While we can reasonably determine within fairly narrow limits where a market should find overwhelming support based on real time and historic data, we cannot know in advance just how much of those limits the market will ultimately give us to work with. Another major unknown is the timing, so we have to design the trade in a way that works with the maddeningly fickle market on its timeframe, not ours. (More about this in a moment.) Now, we also have the hand of government or “G-factor” to worry about with some investment vehicles, which we also touch on below.

Reversal for natural gas looms

On May 4, following a brutal 10-month “death plunge” of more than 75% in the price of natural gas (NG) -- all the way from over $13 per MMBtu to less than $3.30 for the first time since 2002 -- we suggested that the relentless downward march of the price of NG was probably nearing its nadir for this cycle. In that report, available at this link, we used a three-year weekly graph to show the NG market’s very steep, ski-slope-like profile.

Incidentally, the price action over the last year for NatGas shown below bears an uncanny resemblance to the normal production profile of many of the new “tight” shale gas wells. That is, they come in strong, but then decline rapidly and must be replaced if production is to continue from the field at the same level.
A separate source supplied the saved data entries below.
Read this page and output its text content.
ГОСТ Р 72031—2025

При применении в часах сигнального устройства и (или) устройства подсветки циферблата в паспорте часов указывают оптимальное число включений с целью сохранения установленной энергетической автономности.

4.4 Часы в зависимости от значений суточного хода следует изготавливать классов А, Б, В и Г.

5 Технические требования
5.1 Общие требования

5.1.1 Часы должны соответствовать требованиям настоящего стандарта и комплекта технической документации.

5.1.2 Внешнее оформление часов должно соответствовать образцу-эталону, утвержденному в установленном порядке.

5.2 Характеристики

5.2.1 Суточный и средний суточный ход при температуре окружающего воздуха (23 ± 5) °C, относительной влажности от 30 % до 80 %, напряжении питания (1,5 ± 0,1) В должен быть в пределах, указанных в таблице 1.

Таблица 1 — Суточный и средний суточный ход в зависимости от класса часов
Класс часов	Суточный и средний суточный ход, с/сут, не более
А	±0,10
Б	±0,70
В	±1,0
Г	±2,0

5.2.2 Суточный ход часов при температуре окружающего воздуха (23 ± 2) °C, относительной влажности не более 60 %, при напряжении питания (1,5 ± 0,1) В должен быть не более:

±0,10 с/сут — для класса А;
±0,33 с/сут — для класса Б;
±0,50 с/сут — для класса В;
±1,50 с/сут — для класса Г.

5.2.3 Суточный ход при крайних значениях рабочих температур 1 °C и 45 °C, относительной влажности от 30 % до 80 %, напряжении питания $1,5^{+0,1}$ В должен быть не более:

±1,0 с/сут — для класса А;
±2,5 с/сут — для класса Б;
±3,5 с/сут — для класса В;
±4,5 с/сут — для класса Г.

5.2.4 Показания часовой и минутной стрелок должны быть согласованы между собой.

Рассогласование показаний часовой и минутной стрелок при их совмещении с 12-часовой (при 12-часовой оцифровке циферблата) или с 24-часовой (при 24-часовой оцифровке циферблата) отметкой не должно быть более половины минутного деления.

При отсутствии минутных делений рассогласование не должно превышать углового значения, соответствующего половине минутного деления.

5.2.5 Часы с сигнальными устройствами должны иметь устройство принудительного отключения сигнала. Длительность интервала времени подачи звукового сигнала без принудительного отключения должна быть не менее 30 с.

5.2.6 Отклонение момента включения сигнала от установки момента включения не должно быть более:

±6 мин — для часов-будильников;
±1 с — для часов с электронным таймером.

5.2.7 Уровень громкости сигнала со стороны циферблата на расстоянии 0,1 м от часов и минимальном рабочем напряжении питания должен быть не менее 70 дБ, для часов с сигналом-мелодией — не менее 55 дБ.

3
Below is the chart from that May 4 report then, and below it, the same chart now for instant comparison (two charts).

Chart from the May 4 Got Gold Report:

Click to enlarge

The same 3-year weekly chart as of July 17:

Click to enlarge

Natural gas has indeed formed a volatile consolidation since that May report, but has yet to definitively break out to the upside. Two premature breakout attempts (May and June) have been driven back, but so far NG has not been able to move materially below its April low either. At least not yet.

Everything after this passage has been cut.